Таяло лицо в снежном кружении, и очень отчего-то не хотелось, чтобы оно растаяло совсем. «К своим уходит…» И едва не крикнулось: «Не уходи!» Чувствовал сейчас, что тот, по его росчерку пулю в лоб получивший, из тех, в день которых он получил разгром 22 июня. Он им пулю в лоб, а они… Да, они уже решили… Отходящие остатки разгромленного первого эшелона и уже дошедшие (и тоже, увы, теперь остатки) второго, невзирая ни на какие котлы, не бежали теперь, не сдавались, но — дрались! Мыть сапоги в Гибралтарском проливе Сережке из Хомотова — нет! Но когда Москва за спиной Сережки — мы стеной за его спиной. Этот рубеж, где встало наше войско Всех святых, в Российской земле просиявших, — не перейдет никто, потому что над нами Покров Хозяйки нашей, Которой мы есть рабы, да не постыдимся.

Заныло вдруг в было успокоенном сердце — «рубеж», калеными иголками это жесткое слово овеществилось прямо во всем его существе. Сколько их было, рубежей, в его жизни, и все какие-то… всё — борьба за власть, чтоб ей! Сбылась мечта идиота!.. А тут сейчас перед ним какой-то особый рубеж. Всегда думал, что решение обо всем и вся принимает только он. И вот решение принято не им, без него и за него, и принято теми, против кого он воевал. И сейчас они ждут от него решения. И в довесок калено-иголочного соприкосновения с его сердцем: ощущение полной беспомощности перед всемогуществом принявших решение.

Легла на стол сводка, которую давно ждал, которая раньше и придти не могла, сводка с уже чужой территории. Уже месяц скоро, как танки Гудериана миновали Киев. И через неделю, как они его миновали, в киевской области открыто к действию 323 храма, до прохождения танков задействованных под склады чистого (дерево-бревно, а также всяческая готовая продукция) и нечистого (навоз и всякая ядовитость), клубы и планетарии, МТСы и ремесленные училища, ну и, конечно же, тюрьмы. Поднял телефонную трубку:

— Саша, чтобы через час у меня в кабинете был портрет Суворова. Которого? А что, их много? Саша, посмотри, кто автор статьи о Суворове в энциклопедии, позвони Лаврентию и скажи, чтобы его оприходовали на полный четвертак. За что? За… великодержавный шовинизм и за то, что он, оказывается, царский сатрап. И вообще, мне кажется, что он баливийский шпион.
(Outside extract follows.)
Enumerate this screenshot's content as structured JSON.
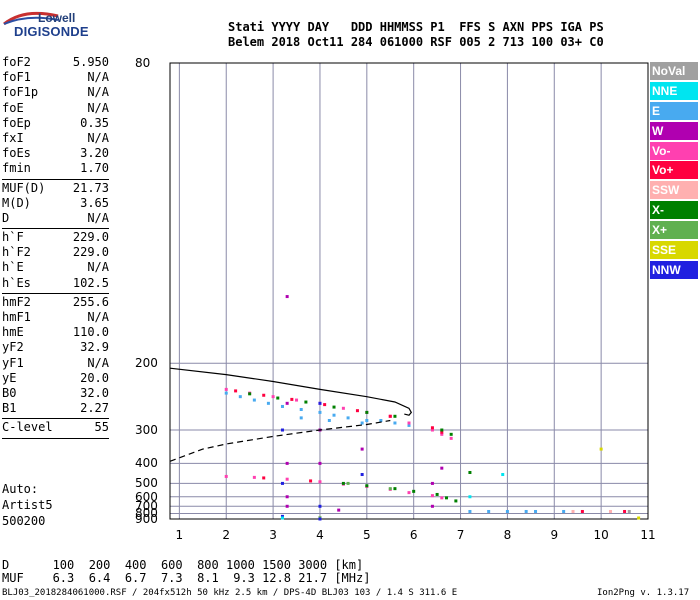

Остальные пункты — на его фантазию. Саша, теперь дай мне «Союз безбожников».

Прошла минута.

— Саша, обычно я жду 10 секунд.

— Иосьсарионыч, они там спят.

На последнее дыхание из телефонной трубки Саша быстро ответил:

— Сейчас буду поднимать.

И чудился даже запах «Герцоговины Флор» из трубки курительной на том конце провода.

Саша, давнишний доверенный секретарь, никак не мог взять в толк, чего Хозяин так цацкается с этими… из «Союза воинствующих безбожников»? Каждый нарком, каждый командующий фронтом кузнечиком вскакивает от его звонка, как бы ни спал, а тут, видите ли…

Наорал, отматерил, поднял.

— Да, — сонно проскрипело в трубке, на которую дышало дымом «Герцоговины Флор».

— Два, — рявкнул в ответ, не выдержал. — Сколько было действующих храмов Киевской епархии на 21 июня? А?!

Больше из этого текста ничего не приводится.